Ellie sacudió la cabeza y soltó una de esas risas suyas por lo bajo, como si quisiera dar a entender que nadie la entendía; Marcus no la había oído hacer aquello desde el día en que se encontraron delante del despacho de la señora Morrison. Tenía razón, porque en esa ocasión él no la entendió. Pero ahora la entendía mucho mejor.

Pasaron en silencio el tiempo que tardó el tren en recorrer dos estaciones. Marcus miraba por la ventana e intentaba idear la forma de explicarle a su padre lo de Ellie. Apenas se fijó en que el tren había parado en Royston, y tampoco estaba del todo alerta cuando Ellie se levantó de pronto y bajó de un salto. Vaciló por un instante y, con una horrorosa sensación de mareo, saltó detrás de ella.

—¿Qué haces?

—No quiero ir a Cambridge. Ni siquiera conozco a tu padre.
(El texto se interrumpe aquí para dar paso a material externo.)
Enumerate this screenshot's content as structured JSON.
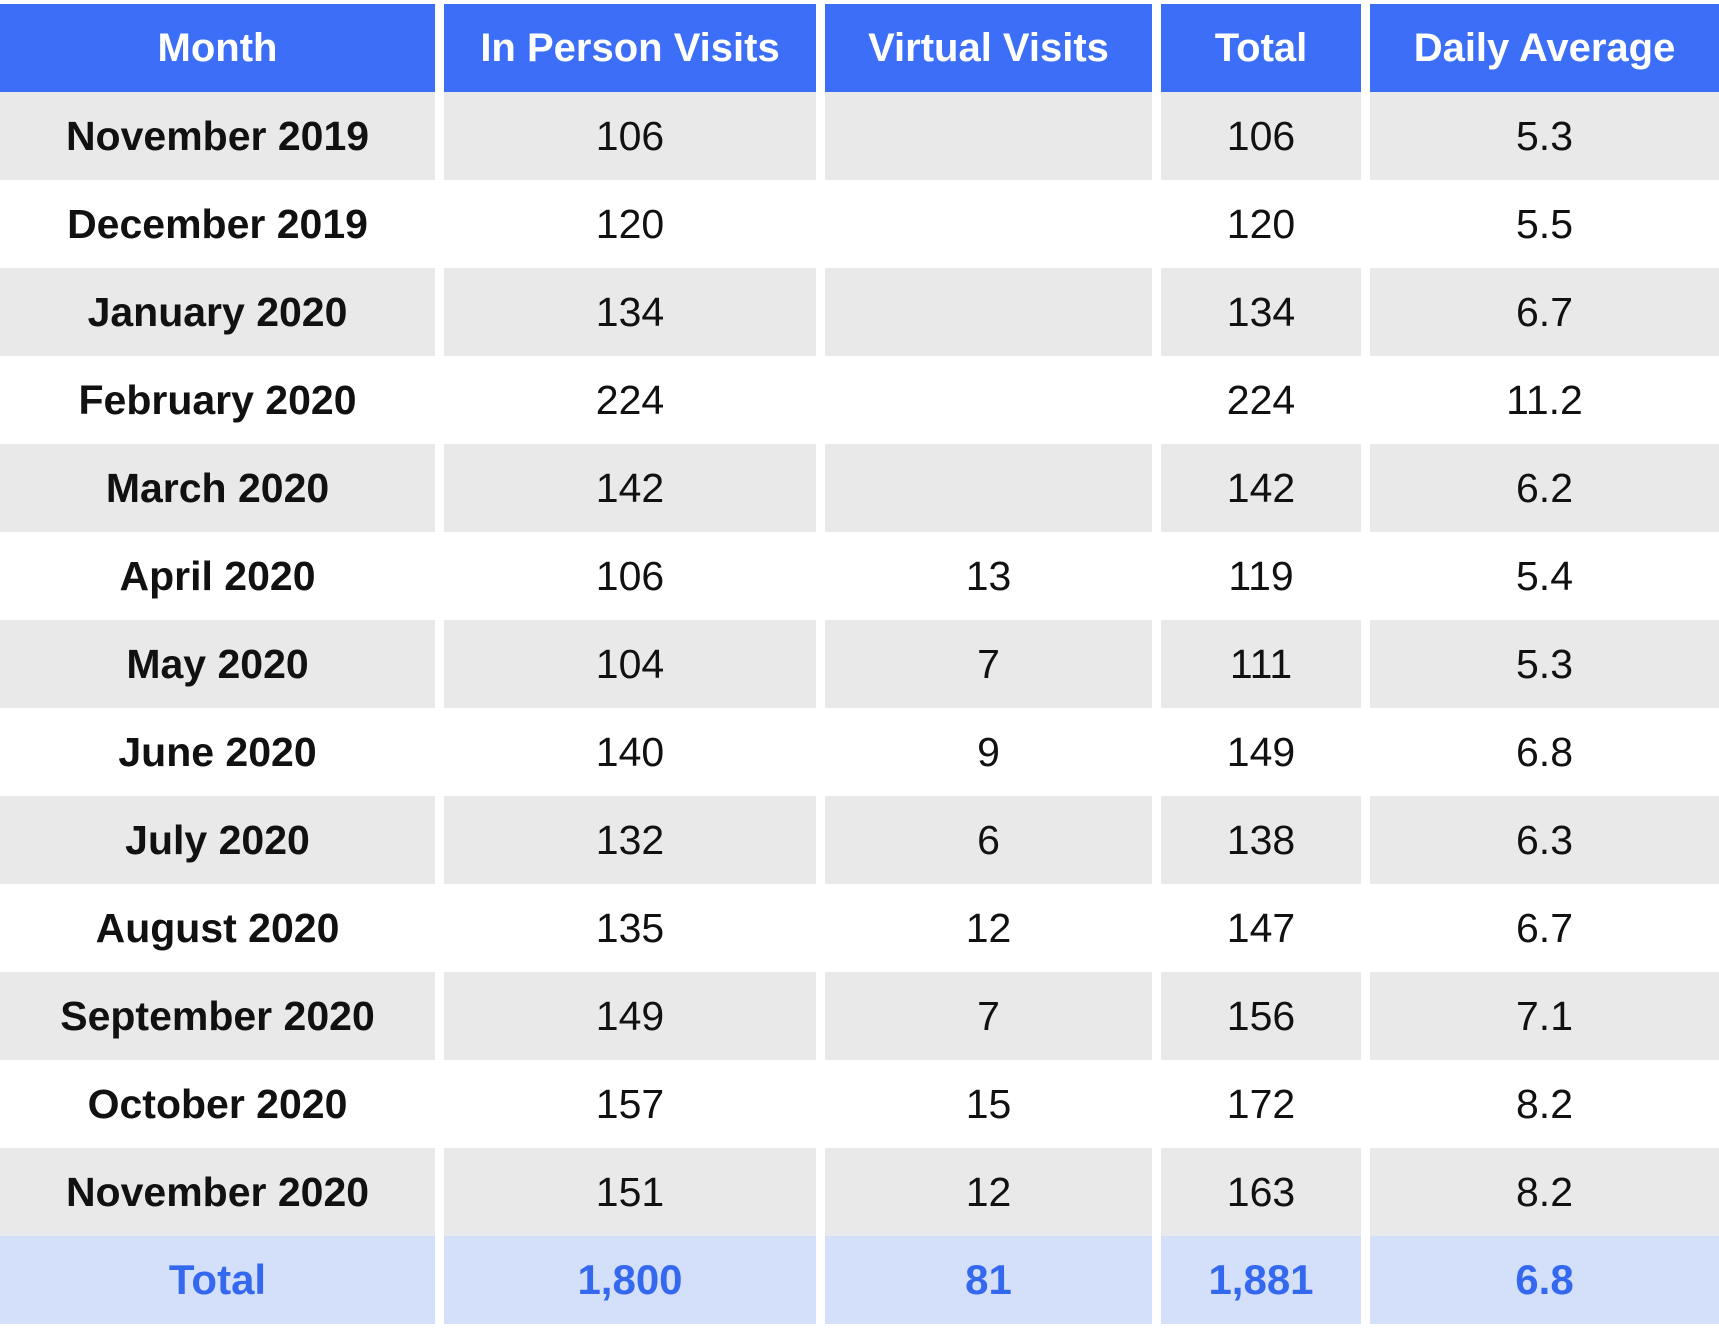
{
  "chart_data": {
    "type": "table",
    "columns": [
      "Month",
      "In Person Visits",
      "Virtual Visits",
      "Total",
      "Daily Average"
    ],
    "rows": [
      [
        "November 2019",
        "106",
        "",
        "106",
        "5.3"
      ],
      [
        "December 2019",
        "120",
        "",
        "120",
        "5.5"
      ],
      [
        "January 2020",
        "134",
        "",
        "134",
        "6.7"
      ],
      [
        "February 2020",
        "224",
        "",
        "224",
        "11.2"
      ],
      [
        "March 2020",
        "142",
        "",
        "142",
        "6.2"
      ],
      [
        "April 2020",
        "106",
        "13",
        "119",
        "5.4"
      ],
      [
        "May 2020",
        "104",
        "7",
        "111",
        "5.3"
      ],
      [
        "June 2020",
        "140",
        "9",
        "149",
        "6.8"
      ],
      [
        "July 2020",
        "132",
        "6",
        "138",
        "6.3"
      ],
      [
        "August 2020",
        "135",
        "12",
        "147",
        "6.7"
      ],
      [
        "September 2020",
        "149",
        "7",
        "156",
        "7.1"
      ],
      [
        "October 2020",
        "157",
        "15",
        "172",
        "8.2"
      ],
      [
        "November 2020",
        "151",
        "12",
        "163",
        "8.2"
      ]
    ],
    "total_row": [
      "Total",
      "1,800",
      "81",
      "1,881",
      "6.8"
    ],
    "colors": {
      "header_bg": "#3c6ef7",
      "header_text": "#ffffff",
      "stripe_bg": "#e9e9e9",
      "total_bg": "#d4dff9",
      "total_text": "#3468ef"
    }
  }
}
—Antes tampoco lo conocías, pero querías venir conmigo.

—Ahora, todo es diferente.

Marcus la siguió. No pensaba perderla de vista. Salieron de la estación, tomaron una carretera y estuvieron de pronto en la calle principal del pueblo. Dejaron a un lado una farmacia y una tienda de alimentación, una ferretería al otro, y llegaron así a una tienda de discos en cuyo escaparate había una gran figura de cartón de Kurt Cobain.

—Fíjate —dijo Ellie—. Qué hijos de puta. Ya quieren sacarle toda la pasta que puedan.

Se quitó una bota y la arrojó con todas sus fuerzas contra el escaparate. Consiguió hacer una muesca en el cristal, y a Marcus se le ocurrió que los escaparates de Royston eran mucho más cutres que los de Londres. En eso estaba pensando cuando cayó en la cuenta de lo que sucedía delante de él.

—¡Joder, Ellie!

Utilizando la bota como si fuera un martillo, Ellie había conseguido abrir un agujero lo bastante grande para pasar por él sin cortarse con los cristales y rescatar a Kurt Cobain de su cárcel en el escaparate de la tienda de discos.

—Ya está. Eres libre.

Ellie se sentó en el bordillo de la acera delante de la tienda y acunó a Kurt Cobain como si fuera el muñeco de un ventrílocuo, a la vez que esbozaba su sonrisa más extraña. Entretanto, Marcus fue presa del pánico. Echó a correr por la carretera, con la idea de no parar hasta llegar a Londres o a Cambridge, según la dirección que hubiera tomado. Al cabo de unos cuantos metros se le aflojaron las piernas y se detuvo, respiró hondo unas cuantas veces, volvió junto a Ellie y se sentó a su lado.

—¿Por qué has hecho eso? —le preguntó.

—No lo sé —respondió ella—. Supongo que para que no estuviera ahí dentro él solo.

—Joder, Ellie. —Una vez más, Marcus tuvo la sensación de que Ellie no debería haber hecho lo que acababa de hacer, y de que era la única causante del problema en que se había metido. Estaba harto de eso. No era auténtico. Bastantes problemas de verdad había en el mundo, sin que ella tuviera que inventárselos.

La calle estaba en calma cuando Ellie rompió el escaparate, pero el ruido de los cristales rotos había despertado a medio Royston. Un par de personas que echaban la persiana de sus tiendas se acercaron a ver qué sucedía.

—Muy bien, vosotros dos. Quedaos donde estáis —dijo un tipo de pelo largo y rostro bronceado. Marcus supuso que debía de ser peluquero o alguien que trabajara en una
boutique
. Tiempo atrás habría sido imposible que imaginara nada semejante, pero de tanto estar con Will se le habían pegado esas cosas.